Scandals involving bribery over nuclear energy have brought down high-level state officials and corporate executives in Ohio, Illinois and other places.
In 2020, federal prosecutors presented charges against officials of Commonwealth Edison (ComEd), an Illinois company. They were charged with offering jobs and favors to friends of the Speaker of the Illinois House of Representatives in exchange for a bill to bailout the company’s nuclear division.
At about the same time, Ohio-based FirstEnergy executives were charged with paying sixty million dollars in bribes to state legislators. Former Ohio Speaker of the House Larry Householder is currently serving a forty-seven-year prison sentence.
Floodlight is a non-profit environmental news service. They published a piece in the liberal magazine Mother Jones that perfectly showcases the corruption in the nuclear industry. The article said, “Utility fraud and corruption—in Florida, Illinois, Mississippi, Ohio, and South Carolina—have cost electricity customers at least $6.6 billion, according to Floodlight’s analysis. Ratepayers have bankrolled nuclear plants that never got built, transmission systems that were over-engineered to beef up profits, and aging coal facilities that couldn’t compete with cheaper plants powered by methane, which the industry calls natural gas.”
Before these scandals developed, and before Congress passed the Inflation Recovery Act, the nuclear industry had become so unpopular that it was a tempting target for political corruption.
The Bulletin of Atomic Scientists said, “Changes in the economics of electricity markets are threatening the profitability of nuclear power plants, a shifting reality driving a demand for these financial bailouts. As the New Jersey-based energy company Public Service Enterprise Group (PSEG) explained in October 2020, across the nation “nuclear plants continue to struggle economically to survive. Since 2018, three nuclear plants have closed in the eastern US, all for economic reasons, and the impact has had a ripple effect.”
Over the past few years, the U.S. Justice Department and the courts have carried out their jobs in prosecuting and sentencing bad actors in the nuclear industry. Now, it is time for Congress to investigate the root causes of the corruption. Executives and experts from the nuclear industry must be brought before congressional committees to explain why their industry has been allowed to fall into corruption at the expense of the taxpayer and the consumer.
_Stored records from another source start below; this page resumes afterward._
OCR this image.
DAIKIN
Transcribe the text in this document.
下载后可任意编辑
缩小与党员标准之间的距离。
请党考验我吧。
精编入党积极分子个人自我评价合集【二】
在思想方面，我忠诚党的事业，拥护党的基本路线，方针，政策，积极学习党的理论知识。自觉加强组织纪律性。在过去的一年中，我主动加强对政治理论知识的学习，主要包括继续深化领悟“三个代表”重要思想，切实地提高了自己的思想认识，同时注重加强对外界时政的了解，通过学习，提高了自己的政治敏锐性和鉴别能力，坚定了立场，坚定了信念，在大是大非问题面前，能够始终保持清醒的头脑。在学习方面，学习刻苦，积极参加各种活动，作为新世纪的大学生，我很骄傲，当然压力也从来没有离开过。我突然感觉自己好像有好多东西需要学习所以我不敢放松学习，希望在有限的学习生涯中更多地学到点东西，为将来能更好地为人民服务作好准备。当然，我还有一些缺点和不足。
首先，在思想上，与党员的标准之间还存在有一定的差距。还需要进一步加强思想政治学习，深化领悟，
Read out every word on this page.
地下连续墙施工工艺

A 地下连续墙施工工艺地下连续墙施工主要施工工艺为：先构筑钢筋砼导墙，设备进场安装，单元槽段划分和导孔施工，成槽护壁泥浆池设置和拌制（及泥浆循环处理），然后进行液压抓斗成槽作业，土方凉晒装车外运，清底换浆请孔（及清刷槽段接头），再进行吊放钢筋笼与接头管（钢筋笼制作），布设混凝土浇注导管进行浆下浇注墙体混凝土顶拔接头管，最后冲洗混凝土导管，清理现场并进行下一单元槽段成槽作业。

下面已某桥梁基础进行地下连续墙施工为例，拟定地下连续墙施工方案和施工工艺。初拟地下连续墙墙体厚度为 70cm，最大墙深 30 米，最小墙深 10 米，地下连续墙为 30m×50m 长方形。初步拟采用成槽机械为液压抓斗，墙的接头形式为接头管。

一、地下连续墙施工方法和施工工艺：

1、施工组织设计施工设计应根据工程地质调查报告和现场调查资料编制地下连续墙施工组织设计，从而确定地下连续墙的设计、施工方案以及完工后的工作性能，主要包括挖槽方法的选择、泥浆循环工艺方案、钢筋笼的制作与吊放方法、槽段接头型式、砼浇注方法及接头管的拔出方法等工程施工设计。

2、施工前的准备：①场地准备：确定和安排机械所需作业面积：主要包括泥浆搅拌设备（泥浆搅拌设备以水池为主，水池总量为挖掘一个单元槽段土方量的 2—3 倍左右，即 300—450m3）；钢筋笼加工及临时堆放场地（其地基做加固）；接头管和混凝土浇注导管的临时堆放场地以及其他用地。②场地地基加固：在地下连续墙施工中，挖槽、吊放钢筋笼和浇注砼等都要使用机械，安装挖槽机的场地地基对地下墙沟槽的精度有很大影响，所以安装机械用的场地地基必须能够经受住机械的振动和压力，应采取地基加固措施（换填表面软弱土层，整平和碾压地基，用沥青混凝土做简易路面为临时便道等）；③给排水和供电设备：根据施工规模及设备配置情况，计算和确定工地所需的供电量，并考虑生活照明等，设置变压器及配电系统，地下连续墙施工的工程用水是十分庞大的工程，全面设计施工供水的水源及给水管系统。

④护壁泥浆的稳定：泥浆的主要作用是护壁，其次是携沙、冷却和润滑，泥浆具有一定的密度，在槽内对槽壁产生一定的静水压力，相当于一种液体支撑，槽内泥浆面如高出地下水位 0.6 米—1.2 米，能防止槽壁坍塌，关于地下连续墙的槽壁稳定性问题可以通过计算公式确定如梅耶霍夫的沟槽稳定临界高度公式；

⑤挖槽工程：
Congress must fulfill its investigative role and discover why this corruption keeps happening. The first witness called to testify should be the Secretary of Energy, Jennifer Granholm. She should inform members of the House and Senate why uncompetitive nuclear plants are being propped up. If they cannot compete, they should be shuttered.
The head of the Nuclear Regulatory Commission (NRC) should be pressed to give a full accounting of all nuclear reactors in the U.S. This account should include how many are in working order.
Former Ohio Speaker Larry Householder should be brought before the committee in his prison jumpsuit to explain why bribery was thought to be a solution to inefficient energy.
State governors should be asked to explain their plans for providing energy to their states if a particular source is no longer viable.
The list of those responsible for the growth of corruption in the nuclear industry is long. However, more needs to be done than simply punishing the criminals. Congress must take the lead in finding out why an unreliable and dangerous energy source is ripe for corruption.